In cases 3 and 4 we observed horizontal saccadic oscillations mimicking ocular flutter, that are distinguished from this by their brief duration and their modulation by distraction [15]. Moreover, our patient manifest saccadic oscillations only during positional testing—a feature that is not observed in organic flutter. Our patient (case 3) had undergone detailed brain imaging, positron emission tomography and cerebrospinal fluid assessment in relation to his previous lymphoma, but such investigations can be held in abeyance where a thorough examination of the eye movements is suggestive of a functional cause. The symptom of the patient in case 3 fulfilled the criteria for vestibular migraine, and he was offered treatment with Flunarizine. He declined treatment and both symptoms and the positional eye movements persisted at follow-up 6 months later. Whilst in case 3 the positional manoeuvre did not reveal additional organic eye movements, the saccadic oscillations observed in case 4 were accompanied by brief crescendo-decrescendo torsional nystagmus, typical for posterior canal BPPV. We propose that the ensuing saccadic oscillations were a reaction to the BPPV-related positional vertigo, or perhaps an involuntary attempt at suppressing the positional symptoms.

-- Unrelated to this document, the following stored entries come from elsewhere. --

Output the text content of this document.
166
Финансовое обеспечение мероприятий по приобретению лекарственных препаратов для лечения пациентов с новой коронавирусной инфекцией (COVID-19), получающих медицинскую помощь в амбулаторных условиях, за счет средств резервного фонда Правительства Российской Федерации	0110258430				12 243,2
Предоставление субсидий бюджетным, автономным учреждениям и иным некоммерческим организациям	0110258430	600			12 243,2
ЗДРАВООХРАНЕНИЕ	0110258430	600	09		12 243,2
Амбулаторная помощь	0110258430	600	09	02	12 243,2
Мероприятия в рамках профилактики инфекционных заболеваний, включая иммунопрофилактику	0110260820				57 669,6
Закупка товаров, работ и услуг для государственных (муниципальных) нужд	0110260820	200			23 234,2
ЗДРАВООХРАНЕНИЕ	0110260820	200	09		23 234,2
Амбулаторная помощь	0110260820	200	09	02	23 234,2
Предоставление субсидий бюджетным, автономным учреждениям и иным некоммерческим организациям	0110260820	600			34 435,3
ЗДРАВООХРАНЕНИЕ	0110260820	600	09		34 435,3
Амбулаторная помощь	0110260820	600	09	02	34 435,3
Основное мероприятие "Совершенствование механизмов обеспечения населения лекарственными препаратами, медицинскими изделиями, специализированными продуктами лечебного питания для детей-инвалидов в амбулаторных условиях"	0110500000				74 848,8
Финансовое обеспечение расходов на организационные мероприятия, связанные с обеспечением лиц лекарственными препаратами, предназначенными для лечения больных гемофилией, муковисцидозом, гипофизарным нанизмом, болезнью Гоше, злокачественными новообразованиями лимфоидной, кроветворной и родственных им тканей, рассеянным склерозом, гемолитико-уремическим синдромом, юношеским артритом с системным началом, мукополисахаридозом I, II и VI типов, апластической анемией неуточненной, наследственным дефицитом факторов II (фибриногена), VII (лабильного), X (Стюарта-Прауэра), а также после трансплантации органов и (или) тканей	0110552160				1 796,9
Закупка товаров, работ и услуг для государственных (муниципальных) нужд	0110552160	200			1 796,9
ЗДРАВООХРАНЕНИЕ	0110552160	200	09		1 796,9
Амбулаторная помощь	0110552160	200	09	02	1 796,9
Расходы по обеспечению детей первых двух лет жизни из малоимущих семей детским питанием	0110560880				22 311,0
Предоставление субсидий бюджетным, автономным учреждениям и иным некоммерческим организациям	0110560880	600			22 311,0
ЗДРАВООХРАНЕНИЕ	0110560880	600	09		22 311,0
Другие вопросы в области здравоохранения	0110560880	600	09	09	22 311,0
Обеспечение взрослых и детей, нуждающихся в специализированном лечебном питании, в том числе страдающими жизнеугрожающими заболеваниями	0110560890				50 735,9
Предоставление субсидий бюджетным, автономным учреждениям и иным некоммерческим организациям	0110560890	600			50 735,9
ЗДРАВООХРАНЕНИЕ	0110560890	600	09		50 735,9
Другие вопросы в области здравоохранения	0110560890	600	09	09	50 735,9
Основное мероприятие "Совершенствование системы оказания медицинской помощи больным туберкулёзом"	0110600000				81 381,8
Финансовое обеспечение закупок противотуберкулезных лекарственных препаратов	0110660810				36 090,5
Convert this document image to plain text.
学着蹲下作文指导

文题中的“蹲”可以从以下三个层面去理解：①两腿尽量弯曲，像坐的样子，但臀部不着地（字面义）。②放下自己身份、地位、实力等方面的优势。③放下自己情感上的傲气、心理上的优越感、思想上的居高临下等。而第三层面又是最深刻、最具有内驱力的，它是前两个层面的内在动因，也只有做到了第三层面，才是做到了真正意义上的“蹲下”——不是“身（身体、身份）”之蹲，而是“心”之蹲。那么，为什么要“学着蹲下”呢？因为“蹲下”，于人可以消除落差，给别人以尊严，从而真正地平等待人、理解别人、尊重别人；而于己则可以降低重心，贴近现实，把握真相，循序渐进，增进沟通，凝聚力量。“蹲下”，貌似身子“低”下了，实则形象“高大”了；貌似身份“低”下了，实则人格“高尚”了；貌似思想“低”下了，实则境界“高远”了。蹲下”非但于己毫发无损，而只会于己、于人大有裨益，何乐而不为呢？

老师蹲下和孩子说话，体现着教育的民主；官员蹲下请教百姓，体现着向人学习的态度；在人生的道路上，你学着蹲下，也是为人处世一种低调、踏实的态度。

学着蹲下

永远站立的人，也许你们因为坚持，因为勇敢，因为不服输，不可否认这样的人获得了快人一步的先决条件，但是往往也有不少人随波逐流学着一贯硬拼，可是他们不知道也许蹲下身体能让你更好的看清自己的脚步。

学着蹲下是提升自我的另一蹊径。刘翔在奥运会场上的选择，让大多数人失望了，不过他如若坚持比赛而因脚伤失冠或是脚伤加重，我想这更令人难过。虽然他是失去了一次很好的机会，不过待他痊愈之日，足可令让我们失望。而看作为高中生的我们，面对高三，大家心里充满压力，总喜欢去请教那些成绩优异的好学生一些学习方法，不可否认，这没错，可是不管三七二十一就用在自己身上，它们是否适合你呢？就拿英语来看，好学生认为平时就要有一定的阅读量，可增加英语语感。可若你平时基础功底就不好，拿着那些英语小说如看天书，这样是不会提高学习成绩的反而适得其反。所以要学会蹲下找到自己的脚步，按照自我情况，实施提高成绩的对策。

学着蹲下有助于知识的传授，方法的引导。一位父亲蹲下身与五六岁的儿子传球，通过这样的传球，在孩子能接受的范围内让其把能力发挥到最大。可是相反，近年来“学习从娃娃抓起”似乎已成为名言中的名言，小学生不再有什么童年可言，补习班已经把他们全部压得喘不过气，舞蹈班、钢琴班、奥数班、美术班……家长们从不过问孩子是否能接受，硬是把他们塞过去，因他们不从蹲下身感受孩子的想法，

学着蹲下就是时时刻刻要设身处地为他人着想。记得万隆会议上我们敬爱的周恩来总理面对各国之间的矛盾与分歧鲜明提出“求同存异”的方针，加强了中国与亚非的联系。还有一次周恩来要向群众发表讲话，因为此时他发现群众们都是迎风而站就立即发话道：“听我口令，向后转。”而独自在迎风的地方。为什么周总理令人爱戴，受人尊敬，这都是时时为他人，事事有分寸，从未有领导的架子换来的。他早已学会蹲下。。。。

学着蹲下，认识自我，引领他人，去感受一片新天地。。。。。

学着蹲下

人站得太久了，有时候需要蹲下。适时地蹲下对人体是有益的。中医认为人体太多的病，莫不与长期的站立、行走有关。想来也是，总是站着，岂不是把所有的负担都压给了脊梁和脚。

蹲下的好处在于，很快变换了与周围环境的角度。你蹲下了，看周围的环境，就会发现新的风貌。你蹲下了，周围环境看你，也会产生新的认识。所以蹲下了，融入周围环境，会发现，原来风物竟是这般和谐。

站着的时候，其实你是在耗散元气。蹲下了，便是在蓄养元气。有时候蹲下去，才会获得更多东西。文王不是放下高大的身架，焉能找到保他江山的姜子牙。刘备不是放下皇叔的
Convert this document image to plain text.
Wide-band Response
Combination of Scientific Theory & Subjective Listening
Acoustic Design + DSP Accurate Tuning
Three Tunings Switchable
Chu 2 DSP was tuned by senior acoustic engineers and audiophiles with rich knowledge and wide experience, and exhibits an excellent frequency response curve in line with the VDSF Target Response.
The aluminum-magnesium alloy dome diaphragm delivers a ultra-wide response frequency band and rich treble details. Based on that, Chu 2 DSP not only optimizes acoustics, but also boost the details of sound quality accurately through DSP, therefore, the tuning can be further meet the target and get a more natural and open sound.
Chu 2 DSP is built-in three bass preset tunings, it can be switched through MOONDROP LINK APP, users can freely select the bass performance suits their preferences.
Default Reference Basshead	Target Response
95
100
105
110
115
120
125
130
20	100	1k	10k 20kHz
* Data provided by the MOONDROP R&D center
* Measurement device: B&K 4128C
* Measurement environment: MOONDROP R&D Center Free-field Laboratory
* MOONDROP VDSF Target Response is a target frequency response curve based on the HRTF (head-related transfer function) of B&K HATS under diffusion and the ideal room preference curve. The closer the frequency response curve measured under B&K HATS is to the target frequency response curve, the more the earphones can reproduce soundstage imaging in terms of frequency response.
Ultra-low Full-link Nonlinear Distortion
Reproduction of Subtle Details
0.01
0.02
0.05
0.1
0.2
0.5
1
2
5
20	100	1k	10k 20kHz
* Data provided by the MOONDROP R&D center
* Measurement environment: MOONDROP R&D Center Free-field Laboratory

A co-association of organic and functional symptoms or signs is common in neurological disorders [2]. The presence of functional positional eye/eyelid movements with organic nystagmus and vertigo suggests these functional movements may represent an attempt to suppress the underlying nystagmus (and thus reduce the intensity of accompanying vertigo) or be an expression of the discomfort experienced during the manoeuvre, as in the case of functional eye blinking. The latter highlights the importance of adequate explanation and reassurance prior to performing a positional manoeuvre, particularly in individuals susceptible to anxiety. In all cases presented, the functional eye movements were largely asymptomatic and resolved either spontaneously (case 1), or with treatment of the underlying precipitant (cases 2, 4), without the need for specific interventions. Finally, a careful eye movement assessment in patients presenting with vertigo or imbalance necessitates a positional manoeuvre to correctly identify vestibular disorders, and associated functional signs, thus allowing appropriate treatment and avoiding unnecessary investigations.